Of human tragedies…

So, did you read about what happened in Mali; that, there were 27 dead bodies after Malian commandos stormed the besieged luxury hotel to free those trapped inside?

Incidentally, there were 20 Indians among the roughly 170 people taken hostage by those terrorists.

Did you read about it, exclaim over it, anguish over it?

Neither did I.

On the other hand, I found myself horror-struck by the Paris attacks, I even cried watching that video of a gunman mowing down innocent café-patrons; and I couldn’t bear looking at photos of the pregnant woman who was hanging on for dear life from a ledge of the Bataclan theatre. There, see, I even remember the name of the place, whereas I actively have to “search” for the name of the luxury hotel that was attacked, in Mali.

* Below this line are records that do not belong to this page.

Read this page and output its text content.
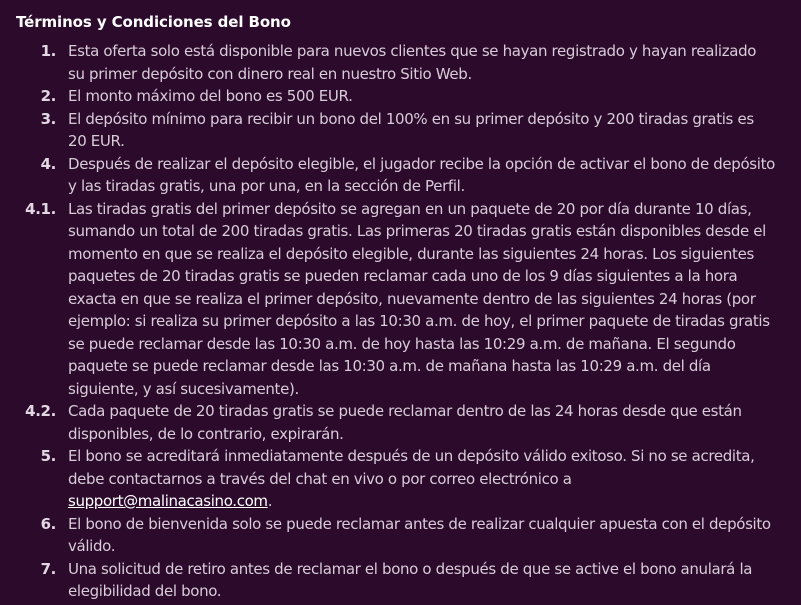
Términos y Condiciones del Bono
1. Esta oferta solo está disponible para nuevos clientes que se hayan registrado y hayan realizado su primer depósito con dinero real en nuestro Sitio Web.
2. El monto máximo del bono es 500 EUR.
3. El depósito mínimo para recibir un bono del 100% en su primer depósito y 200 tiradas gratis es 20 EUR.
4. Después de realizar el depósito elegible, el jugador recibe la opción de activar el bono de depósito y las tiradas gratis, una por una, en la sección de Perfil.
4.1. Las tiradas gratis del primer depósito se agregan en un paquete de 20 por día durante 10 días, sumando un total de 200 tiradas gratis. Las primeras 20 tiradas gratis están disponibles desde el momento en que se realiza el depósito elegible, durante las siguientes 24 horas. Los siguientes paquetes de 20 tiradas gratis se pueden reclamar cada uno de los 9 días siguientes a la hora exacta en que se realiza el primer depósito, nuevamente dentro de las siguientes 24 horas (por ejemplo: si realiza su primer depósito a las 10:30 a.m. de hoy, el primer paquete de tiradas gratis se puede reclamar desde las 10:30 a.m. de hoy hasta las 10:29 a.m. de mañana. El segundo paquete se puede reclamar desde las 10:30 a.m. de mañana hasta las 10:29 a.m. del día siguiente, y así sucesivamente).
4.2. Cada paquete de 20 tiradas gratis se puede reclamar dentro de las 24 horas desde que están disponibles, de lo contrario, expirarán.
5. El bono se acreditará inmediatamente después de un depósito válido exitoso. Si no se acredita, debe contactarnos a través del chat en vivo o por correo electrónico a support@malinacasino.com.
6. El bono de bienvenida solo se puede reclamar antes de realizar cualquier apuesta con el depósito válido.
7. Una solicitud de retiro antes de reclamar el bono o después de que se active el bono anulará la elegibilidad del bono.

Both events were utterly senseless, tragic and filled with mindnumbing violence, bloodshed.

Both were evidence of the cruelty man does to man.

Both events resulted in innocents being killed for no fault of theirs.

The Paris attacks and those gunshots, reverberated around the world. Tributes poured in across social media–for Paris and Parisians. Mali, not so much.

In fact, I had to look up Mali to find out that it is a landlocked country in West Africa and a former French colony.

Why do we react so differently to such terrible news? Of course Paris is, for many of us, such a tragedy because it is symbolic of so many things—the City of Love, cafés, culture, couture, the freedom to celebrate life in all its colours…and a lot of that symbolism was attacked in those terrible hours. But is there a deeper, starker difference? Was Mali less talked about because it is so remotely located and because it affected mainly Africans, Indians, Chinese, and “others”. Just as we don’t really spend much time thinking about what happens in Beirut, Lebanon, and other parts of the world where people live with terror and death, every day.

Before Paris, the drowning of little Alan Kurdi (the Syrian boy who drowned in the Mediterranean), led to a global outpouring of grief. I could not look at the image of that slight child’s body, face down in the mud, without feeling heartsick.

But here in Bengaluru, at every traffic junction, I see little children living on our streets, born into a life from which there is no escape. These children have doomed eyes and knowing eyes. They wear rags, walk without footwear, they beg, they sell cheap toys and stickers, and they are controlled by a massive mafia-like group of adults.

I don’t want to dwell too much on how unsafe their lives are, how vulnerable they are. And on how depraved adults are to use children in this manner.

I see them every day. And yet, I look away. What about you?

George Orwell says in Animal Farm, “All animals are equal, but some animals are more equal than others.” So it takes an event more terrible and more tragic than others, to make us weep.

And meanwhile, we are so benumbed by the little tragedies around us, the horrors we see, hear and read about amidst us, that we block out the truths we live with.